曼達抽了抽鼻子,這次恐怕要遭遇到生化攻擊。
“況且你也找不到他,”艾爾猛還在試圖勸阻曼達,“在荒野上,沒有人能發現他的行蹤。”
“我知道他在哪,準備快馬和馬車,我不想讓他靠黑水城太近。”
五十名騎兵,十輛馬車,跟著曼達從黑水城出發了。
黑狼王的軍隊確實不好追蹤,行軍路線詭異,作息時間不定,還經常派出士兵到身后掃尾,探子發現了他們之后,不到半天的時間就跟丟了。
好在他事先埋了一枚符咒,這枚符咒上有瓜特爾的“鼻涕”,正好粘在了敵人的馬蹄上,也正是憑著這枚符咒,曼達才有把握在荒野上找到敵人的行蹤。
行軍整三天,曼達看到了敵軍的營地。
黑狼王的軍隊從來不搭營帳,所謂的營地也只是眾人聚在一起露宿的地方。
春日的午后非常適合行軍,可黑狼王卻在此時選擇了扎營,看來他喜歡把士兵的力氣留在晚上。
曼達帶著車馬緩緩朝著營地靠近,大概還有五六百步的距離,他們被包圍了。
三百多名騎兵圍成了一個稀疏的包圍圈,騎兵之間都有不小的距離,人可以輕松跑過去,但戰馬想要穿過去卻十分困難。
沒有警告,沒有交涉,為首一個黑衣人直接開出了條件:“車馬留下,你們滾吧。”
曼達笑道:“留下車馬,你也不會放我們活著離開。”
黑衣人的頭臉上都罩著黑紗,只露出一雙眼睛,垂著眼角道:“你話很多。
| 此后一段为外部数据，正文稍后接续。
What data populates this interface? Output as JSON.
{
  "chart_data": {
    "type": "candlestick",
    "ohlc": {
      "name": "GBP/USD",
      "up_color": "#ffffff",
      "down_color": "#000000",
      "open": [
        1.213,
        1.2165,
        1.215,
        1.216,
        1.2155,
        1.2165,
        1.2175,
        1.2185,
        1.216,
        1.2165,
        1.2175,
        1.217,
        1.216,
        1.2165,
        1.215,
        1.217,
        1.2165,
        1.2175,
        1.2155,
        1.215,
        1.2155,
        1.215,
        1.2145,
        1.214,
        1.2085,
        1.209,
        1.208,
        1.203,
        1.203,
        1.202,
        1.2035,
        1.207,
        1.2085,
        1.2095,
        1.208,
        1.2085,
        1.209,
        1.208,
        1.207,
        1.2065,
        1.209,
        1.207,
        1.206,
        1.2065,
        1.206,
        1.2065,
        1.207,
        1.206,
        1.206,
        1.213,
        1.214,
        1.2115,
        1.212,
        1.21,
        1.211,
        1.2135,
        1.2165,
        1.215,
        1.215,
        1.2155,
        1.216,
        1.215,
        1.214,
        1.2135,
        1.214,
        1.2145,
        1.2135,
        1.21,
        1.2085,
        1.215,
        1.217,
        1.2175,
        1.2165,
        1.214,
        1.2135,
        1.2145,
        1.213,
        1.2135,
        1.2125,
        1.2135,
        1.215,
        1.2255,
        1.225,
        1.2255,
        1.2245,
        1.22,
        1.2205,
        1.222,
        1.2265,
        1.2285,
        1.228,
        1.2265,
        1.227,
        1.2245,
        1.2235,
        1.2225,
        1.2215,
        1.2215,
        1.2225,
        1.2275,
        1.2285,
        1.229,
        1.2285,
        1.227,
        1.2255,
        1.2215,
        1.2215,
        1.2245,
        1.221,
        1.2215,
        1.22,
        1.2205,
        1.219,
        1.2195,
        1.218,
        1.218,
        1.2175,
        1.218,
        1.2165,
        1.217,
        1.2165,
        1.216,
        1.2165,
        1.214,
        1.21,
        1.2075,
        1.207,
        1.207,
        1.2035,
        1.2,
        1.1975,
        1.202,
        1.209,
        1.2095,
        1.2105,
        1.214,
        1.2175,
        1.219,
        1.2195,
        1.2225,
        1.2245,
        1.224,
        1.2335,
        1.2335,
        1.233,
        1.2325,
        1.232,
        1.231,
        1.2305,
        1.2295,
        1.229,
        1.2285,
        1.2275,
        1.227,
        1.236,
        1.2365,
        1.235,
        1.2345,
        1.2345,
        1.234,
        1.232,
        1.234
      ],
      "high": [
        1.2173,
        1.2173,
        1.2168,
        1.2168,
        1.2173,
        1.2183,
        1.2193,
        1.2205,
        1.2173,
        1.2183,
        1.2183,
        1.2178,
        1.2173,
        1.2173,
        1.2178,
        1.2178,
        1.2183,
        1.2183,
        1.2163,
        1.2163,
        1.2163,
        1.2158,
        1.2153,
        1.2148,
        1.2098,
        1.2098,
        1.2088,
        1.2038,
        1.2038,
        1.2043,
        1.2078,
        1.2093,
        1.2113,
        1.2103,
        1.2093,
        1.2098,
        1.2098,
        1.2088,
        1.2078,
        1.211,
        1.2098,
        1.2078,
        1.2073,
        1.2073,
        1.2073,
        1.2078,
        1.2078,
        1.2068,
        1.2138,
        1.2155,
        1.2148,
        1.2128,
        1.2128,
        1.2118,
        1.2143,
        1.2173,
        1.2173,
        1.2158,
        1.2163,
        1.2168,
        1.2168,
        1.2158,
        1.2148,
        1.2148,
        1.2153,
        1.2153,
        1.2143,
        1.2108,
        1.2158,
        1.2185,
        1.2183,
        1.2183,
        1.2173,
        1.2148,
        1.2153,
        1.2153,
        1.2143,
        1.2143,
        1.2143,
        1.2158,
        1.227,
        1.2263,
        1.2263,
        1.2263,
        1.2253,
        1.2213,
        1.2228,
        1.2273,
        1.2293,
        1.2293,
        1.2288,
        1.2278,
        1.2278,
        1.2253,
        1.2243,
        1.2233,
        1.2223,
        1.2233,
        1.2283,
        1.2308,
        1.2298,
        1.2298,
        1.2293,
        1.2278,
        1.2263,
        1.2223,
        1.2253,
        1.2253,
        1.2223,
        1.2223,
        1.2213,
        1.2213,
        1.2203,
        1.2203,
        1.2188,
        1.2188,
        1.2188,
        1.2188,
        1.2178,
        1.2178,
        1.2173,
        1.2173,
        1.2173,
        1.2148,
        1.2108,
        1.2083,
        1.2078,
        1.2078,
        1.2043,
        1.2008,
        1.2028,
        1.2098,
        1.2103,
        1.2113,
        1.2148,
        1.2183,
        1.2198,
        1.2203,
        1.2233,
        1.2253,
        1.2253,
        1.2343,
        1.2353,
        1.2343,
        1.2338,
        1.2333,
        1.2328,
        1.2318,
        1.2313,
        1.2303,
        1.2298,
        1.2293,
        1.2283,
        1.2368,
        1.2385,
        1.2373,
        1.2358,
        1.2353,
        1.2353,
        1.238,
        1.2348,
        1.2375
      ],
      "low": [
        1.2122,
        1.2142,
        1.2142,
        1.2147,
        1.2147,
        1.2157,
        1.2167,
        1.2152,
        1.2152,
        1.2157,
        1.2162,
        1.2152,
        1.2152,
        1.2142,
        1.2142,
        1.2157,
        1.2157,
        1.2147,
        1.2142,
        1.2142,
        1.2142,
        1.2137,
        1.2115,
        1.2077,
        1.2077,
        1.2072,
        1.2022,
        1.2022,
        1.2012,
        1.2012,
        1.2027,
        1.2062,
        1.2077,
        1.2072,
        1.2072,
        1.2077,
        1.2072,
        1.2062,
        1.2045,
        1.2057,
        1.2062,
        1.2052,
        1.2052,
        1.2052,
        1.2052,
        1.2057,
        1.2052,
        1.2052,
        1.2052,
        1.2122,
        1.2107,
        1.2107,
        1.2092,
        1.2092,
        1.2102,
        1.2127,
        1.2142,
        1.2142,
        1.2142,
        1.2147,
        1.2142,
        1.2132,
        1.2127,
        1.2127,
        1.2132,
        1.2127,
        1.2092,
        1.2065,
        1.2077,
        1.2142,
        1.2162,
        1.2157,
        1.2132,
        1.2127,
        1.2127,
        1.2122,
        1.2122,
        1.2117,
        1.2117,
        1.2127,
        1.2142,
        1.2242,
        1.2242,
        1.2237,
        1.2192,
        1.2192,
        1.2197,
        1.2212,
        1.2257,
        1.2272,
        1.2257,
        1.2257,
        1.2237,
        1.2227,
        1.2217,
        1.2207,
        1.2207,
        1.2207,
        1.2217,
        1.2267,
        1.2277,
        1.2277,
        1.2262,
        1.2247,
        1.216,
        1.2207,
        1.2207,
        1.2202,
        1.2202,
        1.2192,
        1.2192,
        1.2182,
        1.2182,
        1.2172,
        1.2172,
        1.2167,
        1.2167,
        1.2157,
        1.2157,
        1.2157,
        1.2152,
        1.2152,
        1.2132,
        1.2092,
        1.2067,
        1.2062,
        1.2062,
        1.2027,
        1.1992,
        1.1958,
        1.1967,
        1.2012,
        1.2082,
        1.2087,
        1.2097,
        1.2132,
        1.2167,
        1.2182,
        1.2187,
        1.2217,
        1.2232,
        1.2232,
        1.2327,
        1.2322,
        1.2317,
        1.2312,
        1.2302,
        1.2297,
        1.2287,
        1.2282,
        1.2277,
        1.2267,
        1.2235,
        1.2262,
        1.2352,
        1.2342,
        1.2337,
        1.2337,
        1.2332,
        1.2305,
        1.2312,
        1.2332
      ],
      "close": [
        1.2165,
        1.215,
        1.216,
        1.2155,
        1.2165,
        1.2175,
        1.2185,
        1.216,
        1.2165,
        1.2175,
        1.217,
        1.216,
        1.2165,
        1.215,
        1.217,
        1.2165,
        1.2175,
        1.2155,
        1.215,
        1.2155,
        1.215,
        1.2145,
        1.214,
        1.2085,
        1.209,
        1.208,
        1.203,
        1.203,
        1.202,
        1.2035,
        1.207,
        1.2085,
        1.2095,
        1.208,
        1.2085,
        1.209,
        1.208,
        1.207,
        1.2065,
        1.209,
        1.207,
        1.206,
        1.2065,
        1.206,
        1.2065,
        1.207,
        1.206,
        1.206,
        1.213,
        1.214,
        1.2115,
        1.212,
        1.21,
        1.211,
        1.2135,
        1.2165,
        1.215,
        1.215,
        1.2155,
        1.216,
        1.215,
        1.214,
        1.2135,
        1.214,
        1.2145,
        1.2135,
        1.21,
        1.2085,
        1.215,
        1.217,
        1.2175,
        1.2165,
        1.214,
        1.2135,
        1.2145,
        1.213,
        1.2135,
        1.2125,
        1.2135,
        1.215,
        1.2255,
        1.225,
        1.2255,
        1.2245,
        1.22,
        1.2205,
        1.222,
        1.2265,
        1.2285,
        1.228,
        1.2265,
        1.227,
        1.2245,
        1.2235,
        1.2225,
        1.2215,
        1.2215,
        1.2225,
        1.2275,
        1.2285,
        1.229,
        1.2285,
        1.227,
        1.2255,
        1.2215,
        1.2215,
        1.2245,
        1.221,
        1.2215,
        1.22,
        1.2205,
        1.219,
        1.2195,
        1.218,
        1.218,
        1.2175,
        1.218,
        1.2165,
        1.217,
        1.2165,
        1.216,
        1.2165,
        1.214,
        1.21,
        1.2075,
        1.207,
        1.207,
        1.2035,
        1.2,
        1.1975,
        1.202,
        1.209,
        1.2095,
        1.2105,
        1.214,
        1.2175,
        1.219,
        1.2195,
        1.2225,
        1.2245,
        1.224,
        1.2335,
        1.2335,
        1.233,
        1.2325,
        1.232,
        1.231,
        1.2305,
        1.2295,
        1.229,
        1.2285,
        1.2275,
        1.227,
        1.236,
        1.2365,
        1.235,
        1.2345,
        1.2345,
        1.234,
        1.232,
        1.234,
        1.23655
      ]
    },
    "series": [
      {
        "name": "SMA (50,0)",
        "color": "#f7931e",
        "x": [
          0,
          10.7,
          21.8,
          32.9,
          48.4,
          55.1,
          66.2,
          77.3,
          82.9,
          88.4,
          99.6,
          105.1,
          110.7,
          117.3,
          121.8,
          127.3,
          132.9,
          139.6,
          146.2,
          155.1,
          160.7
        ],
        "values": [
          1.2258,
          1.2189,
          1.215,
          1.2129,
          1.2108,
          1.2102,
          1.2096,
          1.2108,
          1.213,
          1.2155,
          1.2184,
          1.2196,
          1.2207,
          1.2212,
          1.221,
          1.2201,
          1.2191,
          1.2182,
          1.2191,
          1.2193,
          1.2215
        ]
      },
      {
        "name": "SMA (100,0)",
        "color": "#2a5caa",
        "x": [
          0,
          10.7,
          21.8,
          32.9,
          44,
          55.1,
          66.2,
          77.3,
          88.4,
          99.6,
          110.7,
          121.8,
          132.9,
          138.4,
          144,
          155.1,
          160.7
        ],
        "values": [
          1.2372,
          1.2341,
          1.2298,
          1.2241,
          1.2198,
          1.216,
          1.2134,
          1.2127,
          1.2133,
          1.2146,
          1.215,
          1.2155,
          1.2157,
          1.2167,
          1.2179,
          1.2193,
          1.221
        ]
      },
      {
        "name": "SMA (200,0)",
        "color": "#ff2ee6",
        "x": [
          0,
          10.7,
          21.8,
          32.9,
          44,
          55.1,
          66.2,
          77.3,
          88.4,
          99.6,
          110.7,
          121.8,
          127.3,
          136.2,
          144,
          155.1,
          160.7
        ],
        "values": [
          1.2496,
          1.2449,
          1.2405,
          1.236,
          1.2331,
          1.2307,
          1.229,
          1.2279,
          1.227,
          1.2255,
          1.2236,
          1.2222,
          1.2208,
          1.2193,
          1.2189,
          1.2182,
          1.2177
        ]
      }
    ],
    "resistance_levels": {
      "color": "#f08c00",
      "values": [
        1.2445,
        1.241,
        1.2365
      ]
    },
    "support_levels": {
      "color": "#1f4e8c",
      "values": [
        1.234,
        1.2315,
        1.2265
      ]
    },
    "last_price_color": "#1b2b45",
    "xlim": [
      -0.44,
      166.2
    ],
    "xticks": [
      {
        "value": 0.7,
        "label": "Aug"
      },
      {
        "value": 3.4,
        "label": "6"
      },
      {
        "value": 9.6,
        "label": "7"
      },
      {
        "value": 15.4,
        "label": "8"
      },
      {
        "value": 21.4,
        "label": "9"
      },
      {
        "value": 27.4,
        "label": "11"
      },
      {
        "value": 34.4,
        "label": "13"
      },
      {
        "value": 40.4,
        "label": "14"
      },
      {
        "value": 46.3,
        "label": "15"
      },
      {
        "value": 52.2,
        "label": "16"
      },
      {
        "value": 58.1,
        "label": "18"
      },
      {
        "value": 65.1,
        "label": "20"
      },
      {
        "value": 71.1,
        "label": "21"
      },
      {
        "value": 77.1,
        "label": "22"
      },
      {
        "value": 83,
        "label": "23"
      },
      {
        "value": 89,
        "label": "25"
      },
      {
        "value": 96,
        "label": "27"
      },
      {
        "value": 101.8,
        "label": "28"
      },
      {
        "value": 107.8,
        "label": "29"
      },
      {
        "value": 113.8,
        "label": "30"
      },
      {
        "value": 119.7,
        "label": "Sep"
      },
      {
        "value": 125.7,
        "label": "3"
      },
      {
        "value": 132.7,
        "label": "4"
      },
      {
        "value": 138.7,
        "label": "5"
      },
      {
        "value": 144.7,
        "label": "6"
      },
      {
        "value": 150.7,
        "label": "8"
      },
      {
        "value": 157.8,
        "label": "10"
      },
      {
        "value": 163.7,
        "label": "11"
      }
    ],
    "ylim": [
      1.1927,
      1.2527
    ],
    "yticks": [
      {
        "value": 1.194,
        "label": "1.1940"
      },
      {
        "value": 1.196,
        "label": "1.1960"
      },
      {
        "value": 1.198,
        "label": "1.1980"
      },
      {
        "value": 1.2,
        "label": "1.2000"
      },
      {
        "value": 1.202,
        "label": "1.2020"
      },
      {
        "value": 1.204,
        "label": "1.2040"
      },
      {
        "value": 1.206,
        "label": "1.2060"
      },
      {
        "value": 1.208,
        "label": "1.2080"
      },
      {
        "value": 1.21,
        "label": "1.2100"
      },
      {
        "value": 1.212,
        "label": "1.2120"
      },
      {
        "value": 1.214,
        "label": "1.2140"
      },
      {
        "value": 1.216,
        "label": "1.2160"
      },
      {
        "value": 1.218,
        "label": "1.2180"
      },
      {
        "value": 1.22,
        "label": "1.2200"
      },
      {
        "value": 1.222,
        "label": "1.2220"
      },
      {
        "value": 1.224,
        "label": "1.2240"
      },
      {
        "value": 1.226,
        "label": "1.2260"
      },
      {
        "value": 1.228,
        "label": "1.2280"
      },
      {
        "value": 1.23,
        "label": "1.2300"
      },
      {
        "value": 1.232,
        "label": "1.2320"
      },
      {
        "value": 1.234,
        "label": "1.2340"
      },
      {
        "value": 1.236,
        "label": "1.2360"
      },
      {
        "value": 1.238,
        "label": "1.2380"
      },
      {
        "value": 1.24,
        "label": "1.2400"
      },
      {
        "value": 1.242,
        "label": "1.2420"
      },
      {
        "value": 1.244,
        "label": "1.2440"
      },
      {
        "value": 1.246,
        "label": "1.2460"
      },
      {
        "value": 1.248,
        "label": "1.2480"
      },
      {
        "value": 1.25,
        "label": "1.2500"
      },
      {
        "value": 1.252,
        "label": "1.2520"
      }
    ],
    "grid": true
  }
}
”
曼達往四周看了看,其余的士兵都穿著黑衣,他們沒有拔刀,就這么靜靜的看著,仿佛算準了曼達不敢反抗,就算反抗也不會對他們構成任何威脅。
等曼達再轉過臉,黑衣人一催戰馬已經到了面前:“你說對了,不止要把車馬留下,還得留下你的命。”
話音落地,刀已出鞘,瞬間掃過曼達的脖子,眨眼又收回到刀鞘中。
黑衣人端坐在馬上,等著曼達的人頭落地。
黑水城的士兵完全看不清黑衣人的動作,甚至看不到對方的刀光。
他們只能確認一件事,曼達已經死了。
可他們發現曼達的頭沒掉,身子也沒倒,而且還聽到他說話了:“你的刀這么慢,怎么出來混飯吃?”
黑衣人大驚失色,他再次拔刀,卻發現彎刀短了半截。
拿著半截短刀,他還想再砍,曼達把手里的半截刀刃插在了他的胸口上。
黑水城的士兵看不清黑衣人的動作,黑衣人根本沒看見曼達做了什么。
這半截彎刀深淺剛好,不會讓黑衣人送命,但會讓他不停流血。
周圍的騎兵紛紛拔出彎刀,把刀尖對準了曼達。
曼達看著眾人,猙獰笑道:“來呀,不怕死的都來。”
等了半響,沒人敢上,曼達把為首的黑衣人從馬上扯了下來,拔掉他胸口的半截刀子,插進了他的腮幫里:“帶我去見黑狼王,你要不怕疼,可以走慢一點。”